Professor Gordon is the founder of Simulation Theory. As far as I know (please correct me if I’m wrong about this) he introduced this expression in his extremely influential 1986 paper ““Folk Psychology as Simulation”.

“The Shared World in Which Minds Meet”

Abstract:

The title is based on William James, writing against Berkeleian idealism:

“Practically, … our minds meet in a world of objects which they share in common…. Your objects are over and over again the same as mine. If I ask you where some object of yours is, our old Memorial Hall, for example, you point to my Memorial Hall with your hand which I see. If you alter an object in your world, put out a candle, for example, when I am present, my candle ipso facto goes out.” (Radical Empiricism)

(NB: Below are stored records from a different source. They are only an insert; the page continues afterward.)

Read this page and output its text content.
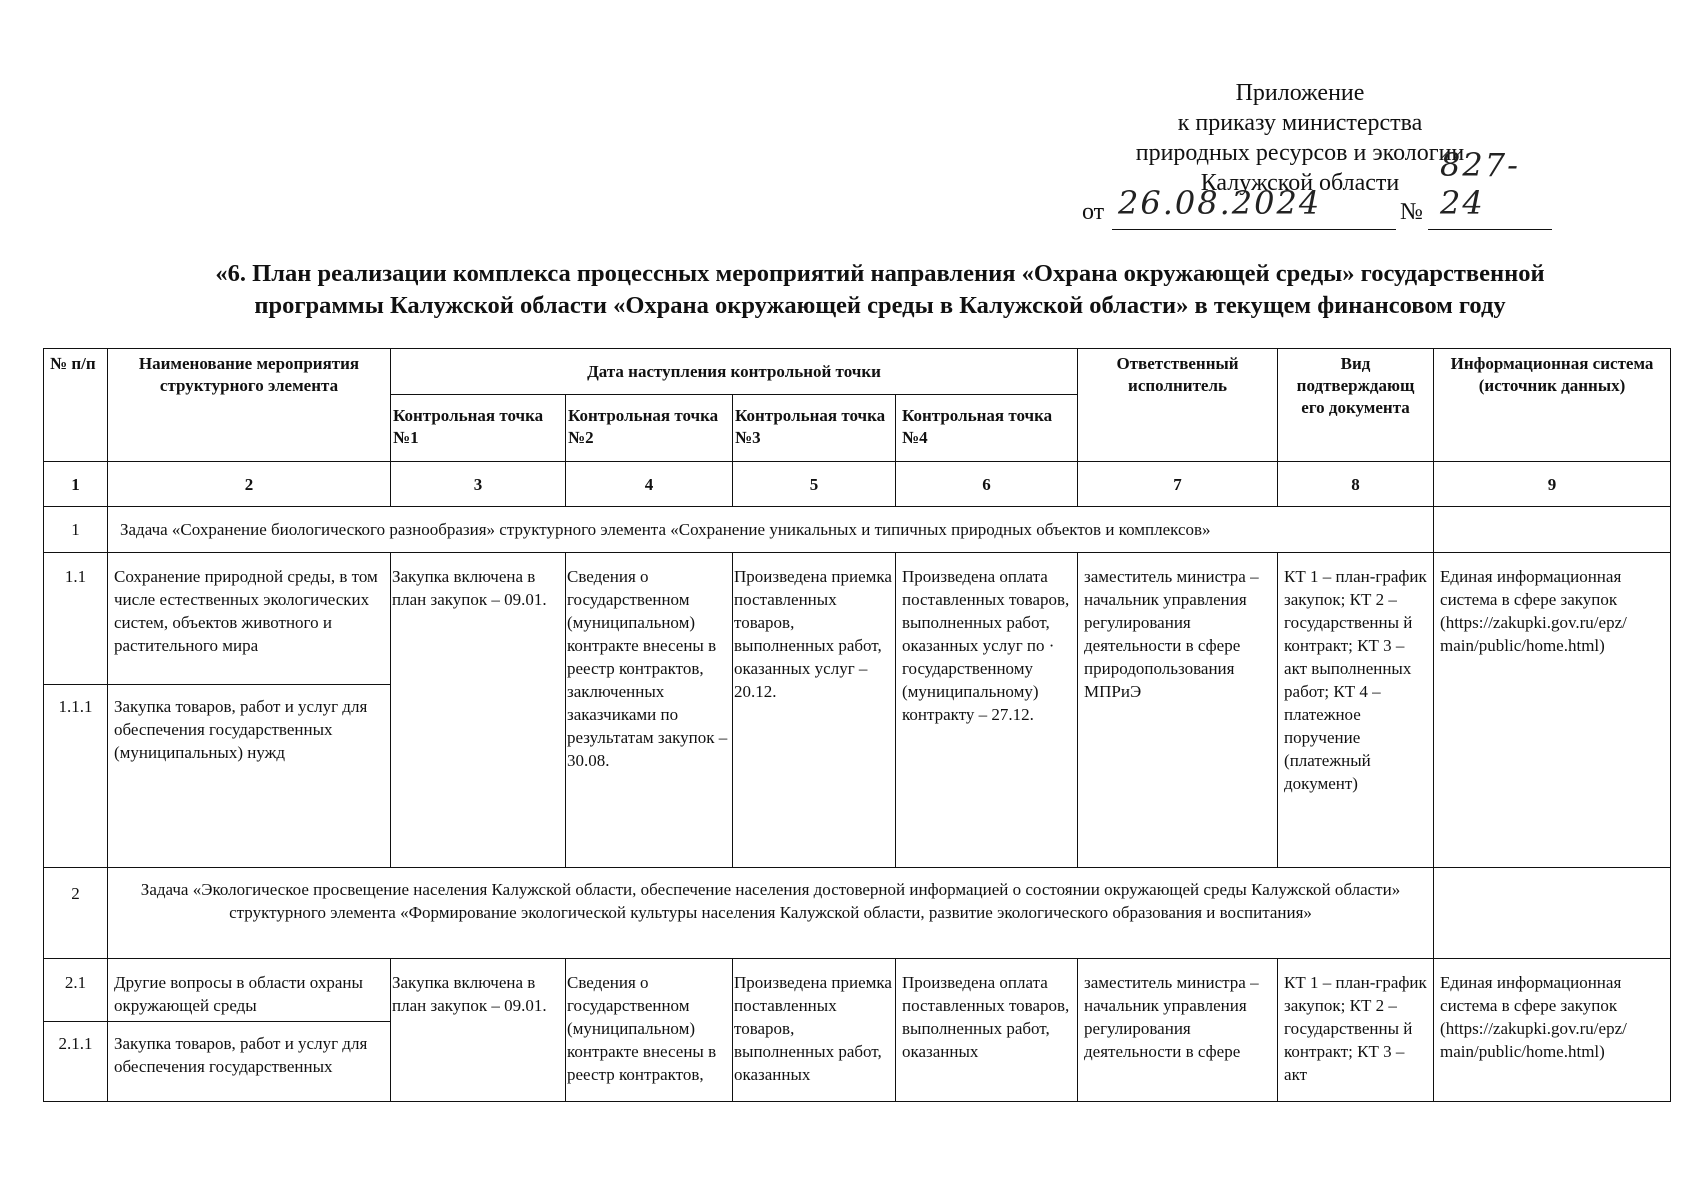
Приложение
к приказу министерства
природных ресурсов и экологии
Калужской области
от 26.08.2024	№
827-24
«6. План реализации комплекса процессных мероприятий направления «Охрана окружающей среды» государственной
программы Калужской области «Охрана окружающей среды в Калужской области» в текущем финансовом году
№ п/п	Наименование мероприятия структурного элемента	Дата наступления контрольной точки				Ответственный исполнитель	Вид подтверждающ его документа	Информационная система (источник данных)
		Контрольная точка №1	Контрольная точка №2	Контрольная точка №3	Контрольная точка №4			
1	2	3	4	5	6	7	8	9
1	Задача «Сохранение биологического разнообразия» структурного элемента «Сохранение уникальных и типичных природных объектов и комплексов»							
1.1	Сохранение природной среды, в том числе естественных экологических систем, объектов животного и растительного мира	Закупка включена в план закупок – 09.01.	Сведения о государственном (муниципальном) контракте внесены в реестр контрактов, заключенных заказчиками по результатам закупок – 30.08.	Произведена приемка поставленных товаров, выполненных работ, оказанных услуг – 20.12.	Произведена оплата поставленных товаров, выполненных работ, оказанных услуг по · государственному (муниципальному) контракту – 27.12.	заместитель министра – начальник управления регулирования деятельности в сфере природопользования МПРиЭ	КТ 1 – план-график закупок; КТ 2 – государственны й контракт; КТ 3 – акт выполненных работ; КТ 4 – платежное поручение (платежный документ)	Единая информационная система в сфере закупок (https://zakupki.gov.ru/epz/ main/public/home.html)
1.1.1	Закупка товаров, работ и услуг для обеспечения государственных (муниципальных) нужд							
2	Задача «Экологическое просвещение населения Калужской области, обеспечение населения достоверной информацией о состоянии окружающей среды Калужской области» структурного элемента «Формирование экологической культуры населения Калужской области, развитие экологического образования и воспитания»							
2.1	Другие вопросы в области охраны окружающей среды	Закупка включена в план закупок – 09.01.	Сведения о государственном (муниципальном) контракте внесены в реестр контрактов,	Произведена приемка поставленных товаров, выполненных работ, оказанных	Произведена оплата поставленных товаров, выполненных работ, оказанных	заместитель министра – начальник управления регулирования деятельности в сфере	КТ 1 – план-график закупок; КТ 2 – государственны й контракт; КТ 3 – акт	Единая информационная система в сфере закупок (https://zakupki.gov.ru/epz/ main/public/home.html)
2.1.1	Закупка товаров, работ и услуг для обеспечения государственных							
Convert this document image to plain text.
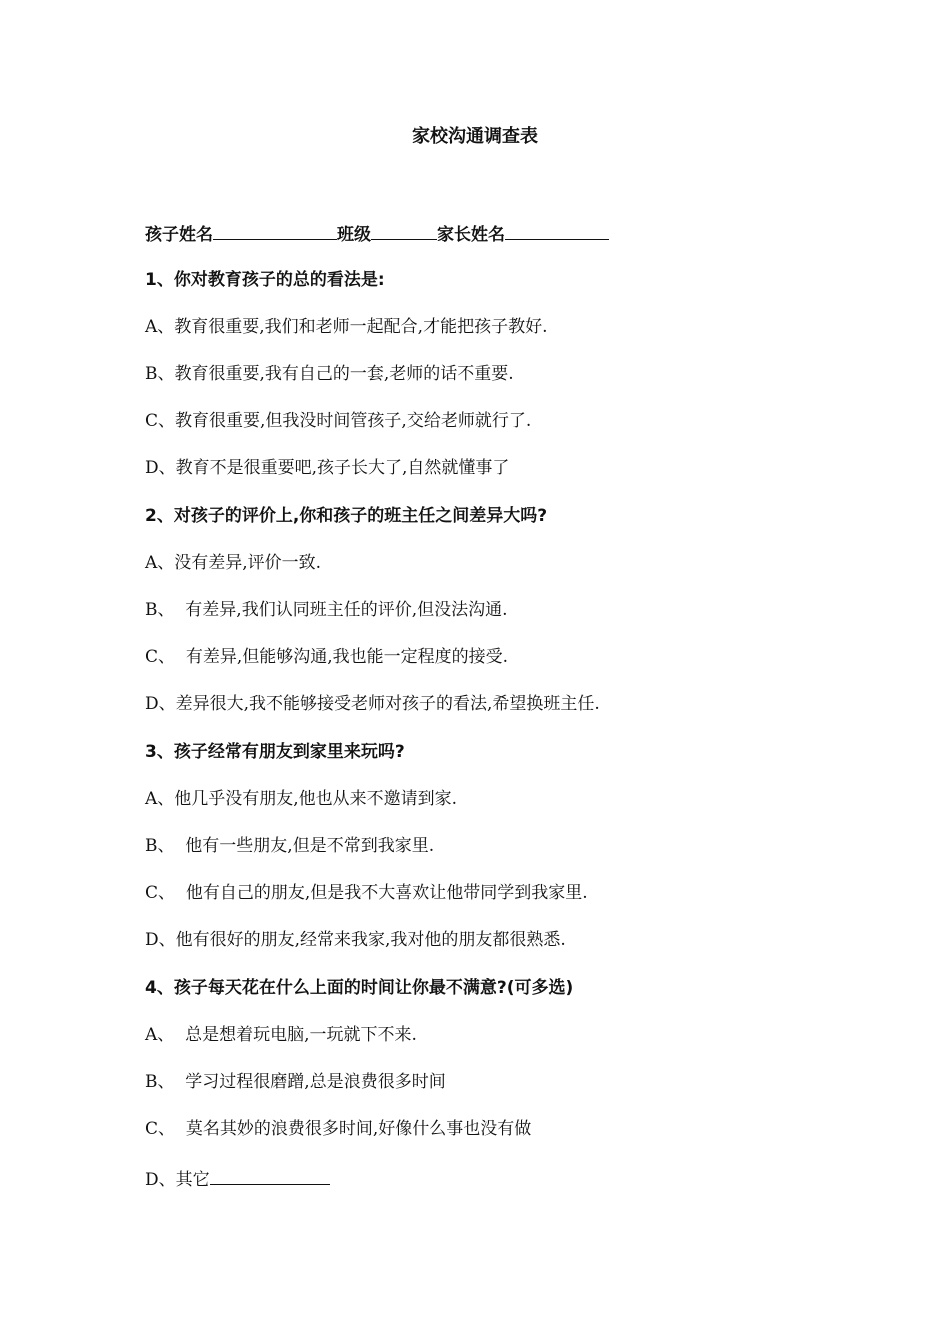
家校沟通调查表
孩子姓名	班级	家长姓名
1、你对教育孩子的总的看法是:
A、教育很重要,我们和老师一起配合,才能把孩子教好.
B、教育很重要,我有自己的一套,老师的话不重要.
C、教育很重要,但我没时间管孩子,交给老师就行了.
D、教育不是很重要吧,孩子长大了,自然就懂事了
2、对孩子的评价上,你和孩子的班主任之间差异大吗?
A、没有差异,评价一致.
B、  有差异,我们认同班主任的评价,但没法沟通.
C、  有差异,但能够沟通,我也能一定程度的接受.
D、差异很大,我不能够接受老师对孩子的看法,希望换班主任.
3、孩子经常有朋友到家里来玩吗?
A、他几乎没有朋友,他也从来不邀请到家.
B、  他有一些朋友,但是不常到我家里.
C、  他有自己的朋友,但是我不大喜欢让他带同学到我家里.
D、他有很好的朋友,经常来我家,我对他的朋友都很熟悉.
4、孩子每天花在什么上面的时间让你最不满意?(可多选)
A、  总是想着玩电脑,一玩就下不来.
B、  学习过程很磨蹭,总是浪费很多时间
C、  莫名其妙的浪费很多时间,好像什么事也没有做
D、其它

In the spirit of this quote, I defend a kind of externalist account of folk psychology, grounded in a hypothesis about shared neural representation. Shared representation (strongly overlapping neural implementation) is well‐established for visualizing and seeing, to give just one example; also, for pain and the perception of pain in others. I describe a kind of shared external representation that would cause us to frame our understanding of others in terms of a Jamesian shared world, by default. It is implicit in this default understanding that others have epistemic access to the world – that is, that the facts (as we ourselves believe them to be) are known to others. Shared representation of this sort would seem to support Williamson’s “knowledge first” thesis in epistemology. Although shared external representation would be consistent with a simulation account of folk psychology, it would be consistent with a pluralistic account as well; however, it would not support your typical “belief‐desire theory” theory.